Appendix A | Data Dictionary & Processing Details (optional)
- Metric dictionary: τ_thr, V_cond(Δt_e), K, D/C, I(W:Q), P_rec, g2(τ), S—see Section II; SI units (time in ps; visibilities/metrics dimensionless).
- Processing details: conditional counting with dark/dead-time correction; HOM/Franson phase & dip extraction; change-point + second-derivative detection for the window; uncertainties via TLS + EIV; hierarchical Bayes for source/optics/detector/environment parameter sharing.

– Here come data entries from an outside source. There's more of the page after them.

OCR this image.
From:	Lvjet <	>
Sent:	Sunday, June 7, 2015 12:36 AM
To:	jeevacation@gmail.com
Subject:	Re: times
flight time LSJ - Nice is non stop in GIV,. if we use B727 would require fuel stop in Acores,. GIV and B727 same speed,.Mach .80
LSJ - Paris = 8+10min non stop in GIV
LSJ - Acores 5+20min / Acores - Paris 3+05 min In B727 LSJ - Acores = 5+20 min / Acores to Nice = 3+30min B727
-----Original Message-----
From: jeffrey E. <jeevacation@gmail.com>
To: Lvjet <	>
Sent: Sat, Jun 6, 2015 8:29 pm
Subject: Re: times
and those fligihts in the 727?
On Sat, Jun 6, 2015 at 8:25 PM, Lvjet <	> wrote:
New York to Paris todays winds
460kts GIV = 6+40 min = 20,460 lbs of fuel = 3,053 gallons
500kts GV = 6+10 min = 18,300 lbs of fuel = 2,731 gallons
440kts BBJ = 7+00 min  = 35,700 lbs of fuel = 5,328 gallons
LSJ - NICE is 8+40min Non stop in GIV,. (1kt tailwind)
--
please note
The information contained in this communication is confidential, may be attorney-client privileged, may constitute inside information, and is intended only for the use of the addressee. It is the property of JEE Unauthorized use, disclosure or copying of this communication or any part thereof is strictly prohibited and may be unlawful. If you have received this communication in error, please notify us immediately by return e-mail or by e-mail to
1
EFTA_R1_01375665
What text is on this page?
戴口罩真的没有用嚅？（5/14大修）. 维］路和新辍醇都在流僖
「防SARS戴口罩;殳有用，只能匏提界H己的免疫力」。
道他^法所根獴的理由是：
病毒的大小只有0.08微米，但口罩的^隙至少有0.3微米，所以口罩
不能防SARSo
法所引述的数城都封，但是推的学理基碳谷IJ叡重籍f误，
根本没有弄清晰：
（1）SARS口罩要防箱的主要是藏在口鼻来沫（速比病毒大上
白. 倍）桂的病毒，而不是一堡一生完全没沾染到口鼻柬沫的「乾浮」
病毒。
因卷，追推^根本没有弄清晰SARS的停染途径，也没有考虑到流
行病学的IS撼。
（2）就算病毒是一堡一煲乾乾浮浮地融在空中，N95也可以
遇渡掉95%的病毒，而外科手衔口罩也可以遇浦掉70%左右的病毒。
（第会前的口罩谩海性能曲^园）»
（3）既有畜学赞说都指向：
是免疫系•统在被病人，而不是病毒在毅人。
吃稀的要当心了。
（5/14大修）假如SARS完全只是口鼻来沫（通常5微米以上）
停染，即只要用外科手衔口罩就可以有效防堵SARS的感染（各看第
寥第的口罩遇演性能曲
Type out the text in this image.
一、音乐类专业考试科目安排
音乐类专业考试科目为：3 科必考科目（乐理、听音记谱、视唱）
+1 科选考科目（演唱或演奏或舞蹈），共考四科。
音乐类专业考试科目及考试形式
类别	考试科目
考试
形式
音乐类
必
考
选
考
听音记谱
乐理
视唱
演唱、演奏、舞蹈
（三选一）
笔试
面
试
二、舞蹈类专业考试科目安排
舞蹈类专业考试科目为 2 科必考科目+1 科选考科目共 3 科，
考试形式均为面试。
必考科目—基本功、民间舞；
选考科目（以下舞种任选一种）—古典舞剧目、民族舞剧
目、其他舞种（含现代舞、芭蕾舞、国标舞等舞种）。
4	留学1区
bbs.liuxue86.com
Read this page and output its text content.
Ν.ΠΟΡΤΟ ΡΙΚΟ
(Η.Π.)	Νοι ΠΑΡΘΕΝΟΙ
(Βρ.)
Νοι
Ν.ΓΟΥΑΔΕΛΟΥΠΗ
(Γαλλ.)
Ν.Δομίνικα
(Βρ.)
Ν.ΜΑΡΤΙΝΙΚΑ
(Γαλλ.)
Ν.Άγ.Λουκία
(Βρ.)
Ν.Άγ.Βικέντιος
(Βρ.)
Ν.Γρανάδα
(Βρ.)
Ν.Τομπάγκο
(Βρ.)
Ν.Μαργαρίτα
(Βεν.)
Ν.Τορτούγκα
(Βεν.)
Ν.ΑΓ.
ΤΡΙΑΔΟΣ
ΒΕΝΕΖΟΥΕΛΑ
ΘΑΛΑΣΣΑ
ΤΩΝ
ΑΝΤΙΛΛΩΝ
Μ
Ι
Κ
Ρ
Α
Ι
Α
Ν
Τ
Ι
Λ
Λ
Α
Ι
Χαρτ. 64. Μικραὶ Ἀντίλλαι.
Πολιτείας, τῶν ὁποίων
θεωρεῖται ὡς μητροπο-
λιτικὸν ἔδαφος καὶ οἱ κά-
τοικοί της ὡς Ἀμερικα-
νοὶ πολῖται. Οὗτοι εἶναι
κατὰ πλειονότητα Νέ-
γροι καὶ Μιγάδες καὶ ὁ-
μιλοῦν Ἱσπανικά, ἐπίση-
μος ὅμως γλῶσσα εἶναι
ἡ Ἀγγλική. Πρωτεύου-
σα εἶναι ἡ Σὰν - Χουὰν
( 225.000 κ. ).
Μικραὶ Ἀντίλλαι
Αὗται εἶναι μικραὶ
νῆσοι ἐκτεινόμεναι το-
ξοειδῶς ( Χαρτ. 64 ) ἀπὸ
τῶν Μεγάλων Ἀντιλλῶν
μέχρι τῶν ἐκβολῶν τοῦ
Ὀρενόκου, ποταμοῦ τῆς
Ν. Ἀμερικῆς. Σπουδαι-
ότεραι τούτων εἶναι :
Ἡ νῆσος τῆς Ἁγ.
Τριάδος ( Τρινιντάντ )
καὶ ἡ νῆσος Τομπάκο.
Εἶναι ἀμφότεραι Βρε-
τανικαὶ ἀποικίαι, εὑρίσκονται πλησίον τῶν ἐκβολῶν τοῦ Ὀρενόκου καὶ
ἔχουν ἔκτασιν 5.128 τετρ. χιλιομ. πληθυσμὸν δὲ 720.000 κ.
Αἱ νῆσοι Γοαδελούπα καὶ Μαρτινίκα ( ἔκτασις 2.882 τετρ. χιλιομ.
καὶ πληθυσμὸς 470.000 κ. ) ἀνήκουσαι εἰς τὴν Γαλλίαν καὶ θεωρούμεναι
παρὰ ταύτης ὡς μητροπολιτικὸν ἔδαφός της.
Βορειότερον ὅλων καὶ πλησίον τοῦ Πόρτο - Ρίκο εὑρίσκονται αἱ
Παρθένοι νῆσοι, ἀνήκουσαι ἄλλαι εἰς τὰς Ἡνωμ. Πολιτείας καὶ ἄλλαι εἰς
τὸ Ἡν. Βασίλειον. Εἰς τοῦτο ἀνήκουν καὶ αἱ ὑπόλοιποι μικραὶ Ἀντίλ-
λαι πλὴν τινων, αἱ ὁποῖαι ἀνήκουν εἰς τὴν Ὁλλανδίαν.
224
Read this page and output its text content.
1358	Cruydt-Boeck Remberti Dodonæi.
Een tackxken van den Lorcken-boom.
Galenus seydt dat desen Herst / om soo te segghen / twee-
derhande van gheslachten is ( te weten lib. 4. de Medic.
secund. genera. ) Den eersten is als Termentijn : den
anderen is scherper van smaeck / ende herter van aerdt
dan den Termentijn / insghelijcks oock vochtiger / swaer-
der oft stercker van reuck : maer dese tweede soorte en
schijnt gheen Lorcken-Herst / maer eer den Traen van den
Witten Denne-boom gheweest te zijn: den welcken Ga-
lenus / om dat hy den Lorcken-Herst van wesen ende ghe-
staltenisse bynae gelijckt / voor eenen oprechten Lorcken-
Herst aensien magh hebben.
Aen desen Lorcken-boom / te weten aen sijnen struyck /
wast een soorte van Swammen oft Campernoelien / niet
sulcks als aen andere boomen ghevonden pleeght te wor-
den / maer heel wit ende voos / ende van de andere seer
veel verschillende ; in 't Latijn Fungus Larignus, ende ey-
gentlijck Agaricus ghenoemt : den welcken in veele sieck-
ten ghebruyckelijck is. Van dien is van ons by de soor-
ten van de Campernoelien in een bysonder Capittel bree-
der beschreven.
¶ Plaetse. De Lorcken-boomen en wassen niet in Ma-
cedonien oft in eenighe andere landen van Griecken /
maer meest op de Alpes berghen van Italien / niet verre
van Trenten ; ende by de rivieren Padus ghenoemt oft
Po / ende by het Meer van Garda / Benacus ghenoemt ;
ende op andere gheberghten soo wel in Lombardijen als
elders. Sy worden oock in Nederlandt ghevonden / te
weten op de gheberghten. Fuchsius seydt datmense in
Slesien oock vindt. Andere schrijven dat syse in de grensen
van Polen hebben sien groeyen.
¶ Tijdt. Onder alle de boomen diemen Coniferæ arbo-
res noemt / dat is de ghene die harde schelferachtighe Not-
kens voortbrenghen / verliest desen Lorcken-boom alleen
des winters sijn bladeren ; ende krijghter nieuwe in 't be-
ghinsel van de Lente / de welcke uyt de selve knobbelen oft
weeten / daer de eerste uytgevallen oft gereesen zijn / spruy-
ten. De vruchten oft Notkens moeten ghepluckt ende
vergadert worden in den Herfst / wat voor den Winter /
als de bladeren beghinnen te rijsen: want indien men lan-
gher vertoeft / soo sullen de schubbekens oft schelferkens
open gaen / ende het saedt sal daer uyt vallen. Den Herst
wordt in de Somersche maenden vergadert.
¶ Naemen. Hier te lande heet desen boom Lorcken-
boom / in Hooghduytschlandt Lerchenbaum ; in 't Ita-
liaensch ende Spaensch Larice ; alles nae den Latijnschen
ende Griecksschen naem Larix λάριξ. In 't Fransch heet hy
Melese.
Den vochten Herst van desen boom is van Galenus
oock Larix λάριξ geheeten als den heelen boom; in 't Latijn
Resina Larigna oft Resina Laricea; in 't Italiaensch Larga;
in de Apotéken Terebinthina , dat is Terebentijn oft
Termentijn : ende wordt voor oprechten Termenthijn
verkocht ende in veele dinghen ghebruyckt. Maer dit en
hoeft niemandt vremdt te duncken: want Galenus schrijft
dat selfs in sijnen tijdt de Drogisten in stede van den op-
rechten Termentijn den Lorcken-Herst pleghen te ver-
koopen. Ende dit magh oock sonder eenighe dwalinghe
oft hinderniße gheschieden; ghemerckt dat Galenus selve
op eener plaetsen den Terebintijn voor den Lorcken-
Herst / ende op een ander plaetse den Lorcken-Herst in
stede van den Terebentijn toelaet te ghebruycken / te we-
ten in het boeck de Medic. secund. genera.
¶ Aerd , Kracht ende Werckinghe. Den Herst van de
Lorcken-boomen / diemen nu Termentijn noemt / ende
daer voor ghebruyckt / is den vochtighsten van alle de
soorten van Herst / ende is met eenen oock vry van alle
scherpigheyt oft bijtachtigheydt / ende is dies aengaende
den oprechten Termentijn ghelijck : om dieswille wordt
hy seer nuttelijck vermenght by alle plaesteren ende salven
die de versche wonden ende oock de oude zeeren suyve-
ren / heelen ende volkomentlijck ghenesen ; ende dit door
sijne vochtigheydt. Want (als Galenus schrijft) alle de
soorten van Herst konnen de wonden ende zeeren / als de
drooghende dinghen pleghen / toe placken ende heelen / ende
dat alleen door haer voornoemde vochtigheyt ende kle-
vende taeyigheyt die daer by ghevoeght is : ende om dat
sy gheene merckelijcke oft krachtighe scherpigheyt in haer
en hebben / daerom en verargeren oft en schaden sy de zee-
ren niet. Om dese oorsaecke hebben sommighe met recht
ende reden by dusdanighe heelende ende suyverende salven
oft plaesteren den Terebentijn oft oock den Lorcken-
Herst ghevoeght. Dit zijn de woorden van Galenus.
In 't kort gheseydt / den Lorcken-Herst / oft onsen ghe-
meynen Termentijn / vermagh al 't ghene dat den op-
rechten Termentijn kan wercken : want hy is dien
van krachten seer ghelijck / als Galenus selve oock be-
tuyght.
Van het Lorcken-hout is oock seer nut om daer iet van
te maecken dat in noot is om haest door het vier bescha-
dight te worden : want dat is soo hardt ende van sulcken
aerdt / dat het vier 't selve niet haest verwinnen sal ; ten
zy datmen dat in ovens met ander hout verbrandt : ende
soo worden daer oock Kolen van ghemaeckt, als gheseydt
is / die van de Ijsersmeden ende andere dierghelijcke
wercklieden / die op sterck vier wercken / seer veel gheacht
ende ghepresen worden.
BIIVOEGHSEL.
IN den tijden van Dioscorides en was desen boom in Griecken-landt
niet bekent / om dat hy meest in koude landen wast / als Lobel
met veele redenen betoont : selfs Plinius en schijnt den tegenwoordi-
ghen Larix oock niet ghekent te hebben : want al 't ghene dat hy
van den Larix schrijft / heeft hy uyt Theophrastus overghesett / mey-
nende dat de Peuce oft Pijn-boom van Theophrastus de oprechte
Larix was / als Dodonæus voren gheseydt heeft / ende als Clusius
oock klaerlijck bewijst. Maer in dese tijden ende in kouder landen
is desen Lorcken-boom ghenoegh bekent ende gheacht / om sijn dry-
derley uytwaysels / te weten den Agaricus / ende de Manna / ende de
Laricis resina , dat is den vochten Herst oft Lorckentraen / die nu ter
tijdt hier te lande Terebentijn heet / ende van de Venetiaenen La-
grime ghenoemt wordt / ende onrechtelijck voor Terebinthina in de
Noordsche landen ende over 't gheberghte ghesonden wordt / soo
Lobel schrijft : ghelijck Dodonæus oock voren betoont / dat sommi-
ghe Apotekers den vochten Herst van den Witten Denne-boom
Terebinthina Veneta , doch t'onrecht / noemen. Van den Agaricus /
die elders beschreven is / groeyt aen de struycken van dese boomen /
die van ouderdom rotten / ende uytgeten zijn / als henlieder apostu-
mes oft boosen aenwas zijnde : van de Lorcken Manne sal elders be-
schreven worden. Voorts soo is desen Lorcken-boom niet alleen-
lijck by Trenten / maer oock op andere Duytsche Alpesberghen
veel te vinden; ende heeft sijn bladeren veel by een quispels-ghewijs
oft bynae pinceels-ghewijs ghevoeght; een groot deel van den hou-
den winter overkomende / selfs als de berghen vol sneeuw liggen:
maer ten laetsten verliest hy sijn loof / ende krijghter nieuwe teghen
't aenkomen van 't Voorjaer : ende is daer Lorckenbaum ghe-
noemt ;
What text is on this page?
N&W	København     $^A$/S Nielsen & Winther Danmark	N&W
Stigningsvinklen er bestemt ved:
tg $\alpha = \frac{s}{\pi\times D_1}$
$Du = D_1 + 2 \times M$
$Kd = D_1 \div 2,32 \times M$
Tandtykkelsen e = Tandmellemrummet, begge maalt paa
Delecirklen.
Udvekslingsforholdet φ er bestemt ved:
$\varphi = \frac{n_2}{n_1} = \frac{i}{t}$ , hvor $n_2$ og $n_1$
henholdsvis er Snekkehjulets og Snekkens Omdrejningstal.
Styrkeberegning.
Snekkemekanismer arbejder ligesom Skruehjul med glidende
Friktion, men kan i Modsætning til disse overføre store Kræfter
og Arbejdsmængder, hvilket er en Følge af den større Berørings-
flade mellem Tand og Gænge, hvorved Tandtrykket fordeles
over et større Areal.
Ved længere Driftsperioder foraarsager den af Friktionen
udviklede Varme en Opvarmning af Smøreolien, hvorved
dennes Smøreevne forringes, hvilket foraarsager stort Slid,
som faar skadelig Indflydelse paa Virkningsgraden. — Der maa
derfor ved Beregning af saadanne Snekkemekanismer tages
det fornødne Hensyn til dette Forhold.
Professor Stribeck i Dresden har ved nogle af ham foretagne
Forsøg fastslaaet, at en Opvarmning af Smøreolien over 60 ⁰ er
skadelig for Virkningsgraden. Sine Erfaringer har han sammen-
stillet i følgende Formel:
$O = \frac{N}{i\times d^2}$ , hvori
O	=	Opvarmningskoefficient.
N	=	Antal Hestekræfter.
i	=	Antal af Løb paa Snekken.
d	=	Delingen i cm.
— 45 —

Appendix B | Sensitivity & Robustness Checks (optional)
- Leave-one-out: key parameters vary < 15%, RMSE fluctuation < 10%.
- Layer robustness: ψ_env↑ → V_cond decreases, K increases, KS_p slightly drops; γ_Path>0 at > 3σ.
- Noise stress test: add 5% 1/f drift and jitter; ψ_erase and θ_Coh increase to preserve window shape; total parameter drift < 12%.
- Prior sensitivity: with γ_Path ~ N(0,0.03^2), posterior-mean shift < 8%; evidence change ΔlogZ ≈ 0.6.